I recently spent a beautiful autumn Sunday with friend and photographer Richard Krall, who has been shooting incredible fashion work for almost three decades. Richard apprenticed in Paris for Hemut Newton, Guy Bourdin, and a host of other photographers that helped make French Vogue what it is today. Needless to say, his understanding of light and color is inspiring.

I don’t normally enjoy the company of other photographers. Most want to talk obsessively about cameras, which is a topic I find frustrating (the camera’s role in the photographic process is insignificant at best). I generally find it far more interesting to chat with professionals working in other areas: architects, mathematicians, sculptors, musicians, transportation engineers, and, perhaps most of all, painters. Breakthroughs happen most often at the intersection of disciplines, and there are few things more satisfying than finding a common professional language with practitioners of a completely different field.

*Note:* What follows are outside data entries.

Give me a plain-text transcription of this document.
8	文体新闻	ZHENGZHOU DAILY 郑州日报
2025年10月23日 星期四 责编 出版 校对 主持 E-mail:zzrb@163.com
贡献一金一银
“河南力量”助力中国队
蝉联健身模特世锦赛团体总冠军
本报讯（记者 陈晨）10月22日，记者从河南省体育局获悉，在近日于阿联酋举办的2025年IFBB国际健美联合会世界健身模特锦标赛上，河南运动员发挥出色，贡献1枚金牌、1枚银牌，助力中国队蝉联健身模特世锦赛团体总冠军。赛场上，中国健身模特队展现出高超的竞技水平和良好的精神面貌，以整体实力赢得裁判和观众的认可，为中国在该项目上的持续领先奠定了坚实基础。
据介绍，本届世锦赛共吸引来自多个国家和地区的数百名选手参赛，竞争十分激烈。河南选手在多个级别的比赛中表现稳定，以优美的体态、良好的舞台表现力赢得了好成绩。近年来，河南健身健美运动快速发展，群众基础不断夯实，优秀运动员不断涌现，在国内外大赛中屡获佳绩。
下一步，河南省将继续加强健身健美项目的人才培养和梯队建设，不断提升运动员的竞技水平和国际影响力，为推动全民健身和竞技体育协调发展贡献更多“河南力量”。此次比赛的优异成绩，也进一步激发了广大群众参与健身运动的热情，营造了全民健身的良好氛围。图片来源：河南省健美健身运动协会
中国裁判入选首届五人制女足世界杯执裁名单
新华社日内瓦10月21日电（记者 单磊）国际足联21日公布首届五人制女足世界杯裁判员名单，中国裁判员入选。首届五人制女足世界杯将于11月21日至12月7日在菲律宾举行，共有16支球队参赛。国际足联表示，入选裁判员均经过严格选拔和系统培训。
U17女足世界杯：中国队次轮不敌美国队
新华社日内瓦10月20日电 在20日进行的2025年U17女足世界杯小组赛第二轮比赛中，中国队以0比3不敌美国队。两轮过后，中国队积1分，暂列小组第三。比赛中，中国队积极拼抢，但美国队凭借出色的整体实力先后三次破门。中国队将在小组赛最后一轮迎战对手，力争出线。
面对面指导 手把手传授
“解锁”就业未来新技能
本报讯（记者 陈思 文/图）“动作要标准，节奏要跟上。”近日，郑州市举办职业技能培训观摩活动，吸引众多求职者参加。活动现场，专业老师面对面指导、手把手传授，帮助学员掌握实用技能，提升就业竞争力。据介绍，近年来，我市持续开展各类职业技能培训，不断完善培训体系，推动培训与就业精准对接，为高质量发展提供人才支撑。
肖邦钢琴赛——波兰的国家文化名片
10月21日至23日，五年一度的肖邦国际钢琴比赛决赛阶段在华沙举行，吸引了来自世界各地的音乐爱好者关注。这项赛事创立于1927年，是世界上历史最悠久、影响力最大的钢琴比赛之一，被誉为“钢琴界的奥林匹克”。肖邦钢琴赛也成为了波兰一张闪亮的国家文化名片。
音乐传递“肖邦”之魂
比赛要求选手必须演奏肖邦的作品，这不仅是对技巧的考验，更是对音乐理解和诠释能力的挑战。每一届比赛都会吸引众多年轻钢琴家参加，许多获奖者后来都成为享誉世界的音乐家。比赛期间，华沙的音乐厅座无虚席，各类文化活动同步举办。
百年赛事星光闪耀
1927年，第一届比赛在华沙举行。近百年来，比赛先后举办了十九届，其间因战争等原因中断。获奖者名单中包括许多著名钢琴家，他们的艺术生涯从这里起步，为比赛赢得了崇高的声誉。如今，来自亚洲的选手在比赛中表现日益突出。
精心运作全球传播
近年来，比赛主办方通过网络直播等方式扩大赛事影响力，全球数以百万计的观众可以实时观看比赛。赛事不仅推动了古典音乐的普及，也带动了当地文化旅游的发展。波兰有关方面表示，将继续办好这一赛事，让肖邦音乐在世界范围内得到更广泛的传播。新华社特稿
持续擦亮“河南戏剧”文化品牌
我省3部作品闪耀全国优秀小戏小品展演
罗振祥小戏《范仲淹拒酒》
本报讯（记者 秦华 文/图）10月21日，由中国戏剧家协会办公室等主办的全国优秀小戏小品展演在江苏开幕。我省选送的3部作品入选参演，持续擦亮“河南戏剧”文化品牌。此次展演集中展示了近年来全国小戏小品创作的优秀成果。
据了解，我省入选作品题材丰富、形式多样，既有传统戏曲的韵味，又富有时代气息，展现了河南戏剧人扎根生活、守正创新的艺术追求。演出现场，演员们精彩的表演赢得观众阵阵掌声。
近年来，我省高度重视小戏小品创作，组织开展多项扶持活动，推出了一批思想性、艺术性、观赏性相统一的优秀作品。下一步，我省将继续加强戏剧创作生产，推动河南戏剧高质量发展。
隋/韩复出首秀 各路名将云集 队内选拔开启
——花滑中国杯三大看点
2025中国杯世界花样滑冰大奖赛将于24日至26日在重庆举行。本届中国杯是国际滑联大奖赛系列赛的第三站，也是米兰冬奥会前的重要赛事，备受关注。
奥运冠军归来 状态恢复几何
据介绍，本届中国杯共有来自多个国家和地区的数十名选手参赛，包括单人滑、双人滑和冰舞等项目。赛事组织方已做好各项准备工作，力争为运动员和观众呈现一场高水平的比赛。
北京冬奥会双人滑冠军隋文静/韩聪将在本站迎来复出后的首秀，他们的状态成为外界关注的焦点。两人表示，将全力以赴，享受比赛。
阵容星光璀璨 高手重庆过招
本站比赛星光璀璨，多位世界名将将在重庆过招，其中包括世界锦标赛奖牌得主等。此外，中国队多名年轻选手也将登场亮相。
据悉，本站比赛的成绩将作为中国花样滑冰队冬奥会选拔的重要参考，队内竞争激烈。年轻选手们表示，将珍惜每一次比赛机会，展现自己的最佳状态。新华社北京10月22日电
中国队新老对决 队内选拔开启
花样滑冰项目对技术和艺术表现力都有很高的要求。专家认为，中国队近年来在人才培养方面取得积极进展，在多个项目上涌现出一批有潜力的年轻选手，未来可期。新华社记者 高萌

Richard began his career as a painter of the realist genre, which comes as no surprise given how refined his visual sensibilities are. He is also a fellow Texan and a gifted conversationalist. We talked about our practice, about the bizarre challenges of Hollywood, about close mutual friends and loves lost. The conversation wasn’t completely without a technical thread, as we ruminated at length on lighting challenges that neither of us have been able to master. We both appreciate soft top-lighting when done well, but neither of us have figured out how to introduce an eyelight that doesn’t also corrupt the exposure of the subject’s face. I found it immensely comforting to know that someone of Richard’s experience struggles with these same challenges.

By the end of the day the Pacific Ocean had achieved the rare color it reserves for its most spectacular autumn sunsets, a crisp mix of midnight blue and the deepest cyan, speckled with flashes of brilliant white.

The view from Anchorage Street: a clear and uncertain vista. The blankest of slates.